Traditional rigid‑receptor docking works when the receptor does not change upon ligand binding, but its success is limited when the protein must be induced into the correct binding conformation. The study introduces a novel protein–ligand docking method that iteratively combines rigid receptor docking with protein structure prediction to account for ligand and receptor flexibility, and reports results on 21 pharmaceutically relevant examples. The method iteratively merges rigid receptor docking (Glide) with protein structure prediction (Prime) to model ligand and receptor flexibility. Compared to an average RMSD of 5.5 Å with rigid‑receptor docking, the flexible‑receptor approach achieves an average ligand RMSD of 1.4 Å, with ≤1.8 Å for 18 of 21 cases, and correctly docks the core and key interactions in the remaining three cases.

Abstract

We present a novel protein−ligand docking method that accurately accounts for both ligand and receptor flexibility by iteratively combining rigid receptor docking (Glide) with protein structure prediction (Prime) techniques.
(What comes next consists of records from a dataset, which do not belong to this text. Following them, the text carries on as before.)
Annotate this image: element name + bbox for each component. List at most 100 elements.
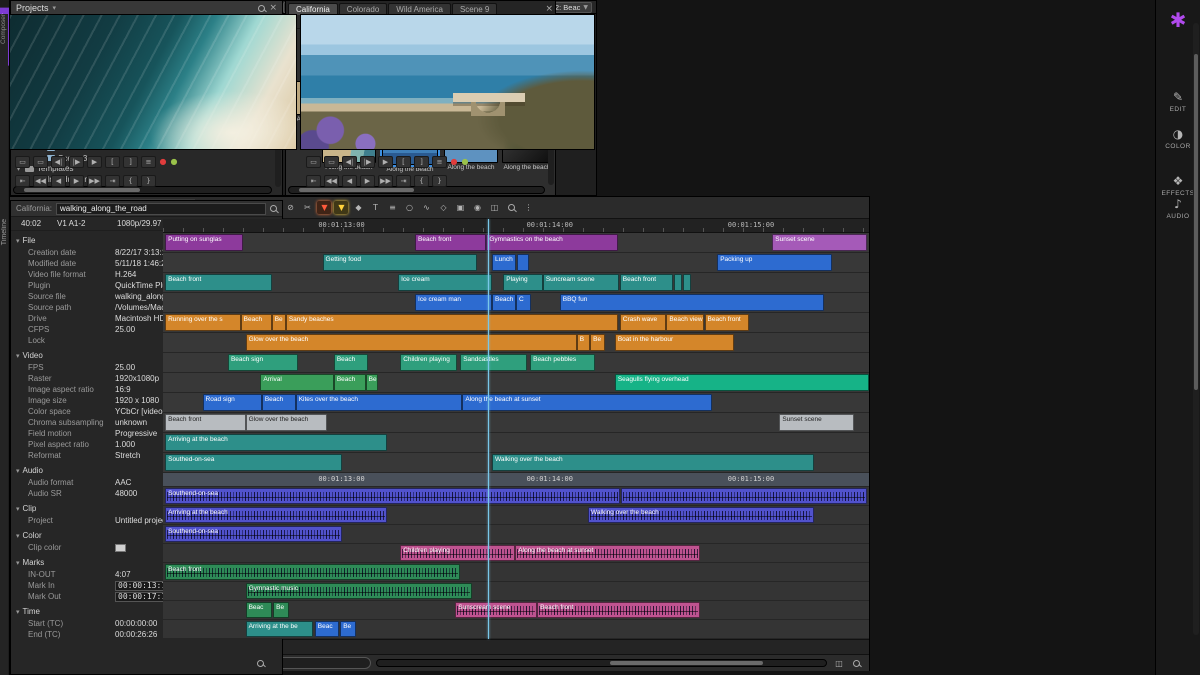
close-icon[interactable]: × bbox=[545, 4, 553, 14]
collapse-icon[interactable]: ≡ bbox=[385, 201, 399, 214]
timeline-clip[interactable]: Beach front bbox=[620, 274, 673, 291]
timeline-ruler[interactable]: 00:01:13:0000:01:14:0000:01:15:00 bbox=[163, 219, 869, 233]
timeline-clip[interactable]: Be bbox=[366, 374, 378, 391]
timeline-clip[interactable] bbox=[621, 488, 867, 504]
chevron-down-icon[interactable]: ▾ bbox=[53, 4, 57, 12]
track-lane-v11-notes[interactable]: Getting foodLunchPacking up bbox=[163, 253, 869, 273]
track-lane-v1-vid[interactable]: Southed-on-sea Walking over the beach bbox=[163, 453, 869, 473]
mark-clip-icon[interactable]: ≡ bbox=[432, 156, 447, 168]
go-to-in-icon[interactable]: { bbox=[123, 175, 138, 187]
keyframe-icon[interactable]: ◆ bbox=[351, 201, 365, 214]
track-lane-v2-vid[interactable]: Arriving at the beach bbox=[163, 433, 869, 453]
media-composer-logo-icon[interactable]: ✱ bbox=[1170, 8, 1187, 32]
track-lane-a8-vo[interactable]: Arriving at the beBeacBe bbox=[163, 620, 869, 639]
timeline-clip[interactable]: Putting on sunglas bbox=[165, 234, 243, 251]
timeline-clip[interactable]: Beach view bbox=[666, 314, 704, 331]
search-icon[interactable] bbox=[258, 5, 265, 12]
go-to-start-icon[interactable]: ⇤ bbox=[306, 175, 321, 187]
timeline-clip[interactable]: Be bbox=[590, 334, 605, 351]
mark-in-icon[interactable]: [ bbox=[396, 156, 411, 168]
cut-icon[interactable]: ✂ bbox=[300, 201, 314, 214]
close-icon[interactable]: × bbox=[269, 3, 277, 13]
timeline-clip[interactable]: Along the beach at sunset bbox=[462, 394, 711, 411]
timeline-clip[interactable]: Getting food bbox=[323, 254, 478, 271]
workspace-edit[interactable]: ✎EDIT bbox=[1170, 90, 1187, 113]
timeline-clip[interactable]: Beach front bbox=[705, 314, 749, 331]
go-to-end-icon[interactable]: ⇥ bbox=[105, 175, 120, 187]
timeline-clip[interactable] bbox=[674, 274, 682, 291]
gang-icon[interactable]: ▭ bbox=[324, 156, 339, 168]
record-dot[interactable]: ● bbox=[450, 156, 458, 168]
timeline-clip[interactable]: Beach front bbox=[415, 234, 486, 251]
track-lane-v8-rec[interactable]: Running over the sBeachBeSandy beachesCr… bbox=[163, 313, 869, 333]
track-lane-a4-sot[interactable]: Children playingAlong the beach at sunse… bbox=[163, 544, 869, 563]
track-lane-v3-stock[interactable]: Beach frontGlow over the beachSunset sce… bbox=[163, 413, 869, 433]
timeline-clip[interactable]: Suncream scene bbox=[543, 274, 619, 291]
timeline-horizontal-scrollbar[interactable] bbox=[376, 659, 827, 667]
timeline-clip[interactable]: Beach bbox=[241, 314, 272, 331]
timeline-clip[interactable]: Glow over the beach bbox=[246, 414, 328, 431]
step-forward-icon[interactable]: ▶ bbox=[360, 175, 375, 187]
timeline-clip[interactable]: Beach front bbox=[165, 274, 272, 291]
prev-edit-icon[interactable]: ◀| bbox=[51, 156, 66, 168]
go-to-out-icon[interactable]: } bbox=[141, 175, 156, 187]
source-record-toggle-icon[interactable]: ▭ bbox=[306, 156, 321, 168]
timeline-clip[interactable]: Walking over the beach bbox=[588, 507, 814, 523]
timeline-clip[interactable]: Southed-on-sea bbox=[165, 454, 342, 471]
find-icon[interactable] bbox=[504, 201, 518, 214]
timeline-clip[interactable]: Gymnastics on the beach bbox=[486, 234, 617, 251]
timeline-clip[interactable]: BBQ fun bbox=[560, 294, 824, 311]
timeline-clip[interactable] bbox=[683, 274, 691, 291]
search-icon[interactable] bbox=[270, 205, 277, 212]
mark-out-icon[interactable]: ] bbox=[123, 156, 138, 168]
fast-forward-icon[interactable]: ▶▶ bbox=[378, 175, 393, 187]
ready-dot[interactable]: ● bbox=[461, 156, 469, 168]
timeline-clip[interactable]: Children playing bbox=[400, 354, 457, 371]
timeline-clip[interactable]: Ice cream man bbox=[415, 294, 492, 311]
timeline-clip[interactable]: Beach front bbox=[165, 414, 245, 431]
timeline-clip[interactable]: Kites over the beach bbox=[296, 394, 463, 411]
timeline-clip[interactable]: Beach bbox=[334, 374, 366, 391]
ready-dot[interactable]: ● bbox=[170, 156, 178, 168]
go-to-in-icon[interactable]: { bbox=[414, 175, 429, 187]
lift-overwrite-icon[interactable]: ▼ bbox=[317, 201, 331, 214]
play-icon[interactable]: ▶ bbox=[87, 156, 102, 168]
composer-rail-tab[interactable]: Composer bbox=[0, 14, 8, 675]
play-icon[interactable]: ▶ bbox=[378, 156, 393, 168]
timeline-clip[interactable]: Gymnastic music bbox=[246, 583, 473, 599]
track-lane-a7-vo[interactable]: BeacBeSunscream sceneBeach front bbox=[163, 601, 869, 620]
track-lane-v7-experts[interactable]: Glow over the beachBBeBoat in the harbou… bbox=[163, 333, 869, 353]
step-forward-icon[interactable]: ▶ bbox=[69, 175, 84, 187]
go-to-end-icon[interactable]: ⇥ bbox=[396, 175, 411, 187]
clip-name-field[interactable]: walking_along_the_road bbox=[56, 203, 266, 215]
timeline-clip[interactable]: Sandy beaches bbox=[286, 314, 618, 331]
workspace-color[interactable]: ◑COLOR bbox=[1165, 127, 1191, 150]
record-dot[interactable]: ● bbox=[159, 156, 167, 168]
title-tool-icon[interactable]: T bbox=[368, 201, 382, 214]
timeline-clip[interactable]: Ice cream bbox=[398, 274, 492, 291]
rewind-icon[interactable]: ◀◀ bbox=[324, 175, 339, 187]
track-lane-tc1[interactable]: 00:01:13:0000:01:14:0000:01:15:00 bbox=[163, 473, 869, 487]
prev-edit-icon[interactable]: ◀| bbox=[342, 156, 357, 168]
timeline-clip[interactable]: Walking over the beach bbox=[492, 454, 814, 471]
track-lane-v12[interactable]: Putting on sunglas Beach frontGymnastics … bbox=[163, 233, 869, 253]
timeline-clip[interactable]: Beach front bbox=[537, 602, 699, 618]
timeline-vertical-scrollbar[interactable] bbox=[1193, 23, 1199, 635]
gang-icon[interactable]: ▭ bbox=[33, 156, 48, 168]
timeline-clip[interactable]: Road sign bbox=[203, 394, 262, 411]
timeline-clip[interactable]: Beach bbox=[262, 394, 296, 411]
source-record-toggle-icon[interactable]: ▭ bbox=[15, 156, 30, 168]
timeline-clip[interactable]: Lunch bbox=[492, 254, 516, 271]
timeline-clip[interactable]: Beach pebbles bbox=[530, 354, 595, 371]
extract-splice-icon[interactable]: ▼ bbox=[334, 201, 348, 214]
step-back-icon[interactable]: ◀ bbox=[342, 175, 357, 187]
timeline-clip[interactable]: Arrival bbox=[260, 374, 333, 391]
track-lane-v5-vfx[interactable]: ArrivalBeachBeSeagulls flying overhead bbox=[163, 373, 869, 393]
mark-out-icon[interactable]: ] bbox=[414, 156, 429, 168]
track-lane-a6-mus[interactable]: Gymnastic music bbox=[163, 582, 869, 601]
track-lane-v6-vfx[interactable]: Beach signBeachChildren playingSandcastl… bbox=[163, 353, 869, 373]
track-lane-v4-comp[interactable]: Road signBeachKites over the beachAlong … bbox=[163, 393, 869, 413]
step-back-icon[interactable]: ◀ bbox=[51, 175, 66, 187]
timeline-clip[interactable]: Beach front bbox=[165, 564, 460, 580]
timeline-clip[interactable]: Beach sign bbox=[228, 354, 298, 371]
While traditional rigid-receptor docking methods are useful when the receptor structure does not change substantially upon ligand binding, success is limited when the protein must be "induced" into the correct binding conformation for a given ligand. We provide an in-depth description of our novel methodology and present results for 21 pharmaceutically relevant examples. Traditional rigid-receptor docking for these 21 cases yields an average RMSD of 5.5 Å. The average ligand RMSD for docking to a flexible receptor for the 21 pairs is 1.4 Å; the RMSD is ≤1.8 Å for 18 of the cases. For the three cases with RMSDs greater than 1.8 Å, the core of the ligand is properly docked and all key protein/ligand interactions are captured.